The occasion was a regional forum on the Iraq war moderated by U. S. Rep. William Delahunt and attended by approximately 200 people, most if not all, opposed to the war.
Delahunt, who also served as a panelist for the 2 1/2-hour forum, was joined by Boston University Professor Andrew Bacevich, director for the Center for International Relations; and Husain Haqqani, a former adviser to Pakistan's prime minister and the author of "The New American Militarism." The message from all three was that the rationalization, implementation and continuation of the Iraq War is jeopardizing the security and credibility of the United States.
Bacevich quoted from a recent report from the Government Accountability Office, a non-partisan Congressional agency that determined that as a result of the war in Iraq "anti-Americanism is spreading, and deepening around the world ... weakening the United States' ability to align with other nations."
It was a message that was delivered throughout the afternoon by all three speakers, who criticized the administration for calling the campaign an effort to bring democracy to the Middle East while it supports dictatorships in the region and elsewhere.
"We send mixed messages to the rest of the world when we talk about bringing democracy to the dark corners of this planet, where it doesn't exist ... and one of our partners in The Coalition of the Willing is Uzbekistan [which] is led by a Stalinist thug," said Delahunt.
Delahunt pointed out that independent observers have recently accused the Uzbekistan government of massacring unarmed women and children last month in response to a protest by what the government describes as "Islamic fanatics." Delahunt said that The U.S. government's response to the charges was that "It's not an opportune time to probe into the massacre.
"There is a lack of consistency when we speak of democracy but don't stand up for democracy. The world concludes we're hypocritical," Delahunt said.
Haqqani pointed out that unlike a conventional war, there is no country to defeat when fighting terrorism.
"There won't be a settlement on the USS Missouri," Haqqani said, referring to the Japanese surrender at the close of WWII. "It can only be won by reducing the number of people willing to join the terrorist movement."

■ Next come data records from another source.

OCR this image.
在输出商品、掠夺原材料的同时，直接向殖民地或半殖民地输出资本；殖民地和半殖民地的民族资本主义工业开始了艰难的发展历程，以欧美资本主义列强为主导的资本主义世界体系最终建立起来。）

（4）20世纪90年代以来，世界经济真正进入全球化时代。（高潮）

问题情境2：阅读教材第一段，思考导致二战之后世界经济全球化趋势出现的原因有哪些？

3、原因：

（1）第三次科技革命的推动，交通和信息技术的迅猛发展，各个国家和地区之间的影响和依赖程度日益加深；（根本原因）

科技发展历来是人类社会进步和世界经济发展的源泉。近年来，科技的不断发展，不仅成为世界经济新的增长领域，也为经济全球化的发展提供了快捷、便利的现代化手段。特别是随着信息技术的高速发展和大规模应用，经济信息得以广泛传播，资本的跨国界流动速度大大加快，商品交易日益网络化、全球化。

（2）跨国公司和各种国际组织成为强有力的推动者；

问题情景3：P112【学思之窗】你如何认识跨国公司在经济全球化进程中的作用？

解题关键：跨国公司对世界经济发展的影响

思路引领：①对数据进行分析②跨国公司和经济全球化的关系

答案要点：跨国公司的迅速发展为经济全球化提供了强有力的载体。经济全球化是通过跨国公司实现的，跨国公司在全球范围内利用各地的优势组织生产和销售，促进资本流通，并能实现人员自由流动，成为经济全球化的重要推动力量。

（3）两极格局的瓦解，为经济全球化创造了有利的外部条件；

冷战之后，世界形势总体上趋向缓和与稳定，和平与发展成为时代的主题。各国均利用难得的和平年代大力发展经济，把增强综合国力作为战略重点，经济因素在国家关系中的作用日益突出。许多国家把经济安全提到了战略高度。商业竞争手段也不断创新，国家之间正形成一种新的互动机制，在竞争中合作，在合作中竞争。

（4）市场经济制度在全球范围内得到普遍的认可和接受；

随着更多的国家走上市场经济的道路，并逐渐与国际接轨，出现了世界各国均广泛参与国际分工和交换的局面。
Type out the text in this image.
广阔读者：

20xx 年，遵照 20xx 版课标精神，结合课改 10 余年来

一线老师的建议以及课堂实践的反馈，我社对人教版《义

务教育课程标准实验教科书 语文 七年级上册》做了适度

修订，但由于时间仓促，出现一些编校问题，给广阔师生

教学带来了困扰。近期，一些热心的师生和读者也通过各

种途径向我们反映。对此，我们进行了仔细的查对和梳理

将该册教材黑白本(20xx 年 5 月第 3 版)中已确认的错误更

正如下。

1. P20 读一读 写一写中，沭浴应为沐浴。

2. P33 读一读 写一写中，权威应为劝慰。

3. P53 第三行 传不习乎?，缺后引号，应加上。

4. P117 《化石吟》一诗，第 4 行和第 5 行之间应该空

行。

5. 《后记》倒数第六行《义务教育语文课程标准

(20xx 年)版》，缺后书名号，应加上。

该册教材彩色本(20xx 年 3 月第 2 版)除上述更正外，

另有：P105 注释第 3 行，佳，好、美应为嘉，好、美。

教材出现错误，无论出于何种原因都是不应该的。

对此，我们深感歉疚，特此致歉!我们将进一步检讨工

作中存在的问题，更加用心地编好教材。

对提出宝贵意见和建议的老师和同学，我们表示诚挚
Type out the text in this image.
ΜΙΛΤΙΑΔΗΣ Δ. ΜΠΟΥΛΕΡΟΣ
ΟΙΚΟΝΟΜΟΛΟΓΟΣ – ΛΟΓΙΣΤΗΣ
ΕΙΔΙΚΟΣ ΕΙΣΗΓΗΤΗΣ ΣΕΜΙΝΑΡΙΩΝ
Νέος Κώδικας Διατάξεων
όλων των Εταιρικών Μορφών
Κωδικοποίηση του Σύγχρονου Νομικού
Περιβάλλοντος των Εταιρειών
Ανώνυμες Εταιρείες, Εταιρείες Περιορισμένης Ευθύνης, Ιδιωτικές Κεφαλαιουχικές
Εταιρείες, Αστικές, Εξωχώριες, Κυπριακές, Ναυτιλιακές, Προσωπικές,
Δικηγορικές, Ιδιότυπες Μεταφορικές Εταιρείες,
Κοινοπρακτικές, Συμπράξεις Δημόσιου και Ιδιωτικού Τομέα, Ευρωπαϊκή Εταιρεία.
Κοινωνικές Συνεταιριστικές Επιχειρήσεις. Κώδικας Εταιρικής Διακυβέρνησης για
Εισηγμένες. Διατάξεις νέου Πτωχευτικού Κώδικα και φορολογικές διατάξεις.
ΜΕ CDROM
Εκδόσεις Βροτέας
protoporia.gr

This requires winning the hearts and minds of those who would otherwise be inclined to take up arms against us. Haqqani cited studies showing that the reserve [sic] is happening as a result of our Iraq invasion. He cited studies that showed that immediately after Sept. 11 support for the Unites States was high in predominately Muslim countries, but it plummeted rapidly at the start of the Iraq War. In Indonesia, for example, support went from 61 percent favorable to 16 percent, and in Nigeria there was a decline from 71 percent to 38 percent.
Their estimation of the Bush administration's policies was welcomed by the overwhelmingly anti-war audience as was Delahunt's observation that there has been a shift in the public's tolerance for the war.
The audience, many of whom could very well have been part of the anti-war movement of the late '60s, were an outspoken and intelligent group whose views were often expressed with perception and passion.
Among the most dramatic examples were comments from the audience by Nancy Lessin, co-founder of Military Families Speak Out, who declared that because of the difficulty the military is having in meeting its recruitment quotas it is pressuring soldiers to re-enlist. She said that those not willing to re-enlist are being sent back to the front lines.
Another dramatic moment came when Diane Turco of Harwich stood up to speak. Wearing a surgical glove painted red to represent blood. Turco asked all the taxpayers in the audience raise their hands, and immediately similarly clad hands shot up throughout the auditorium as Turco demanded an end to the war.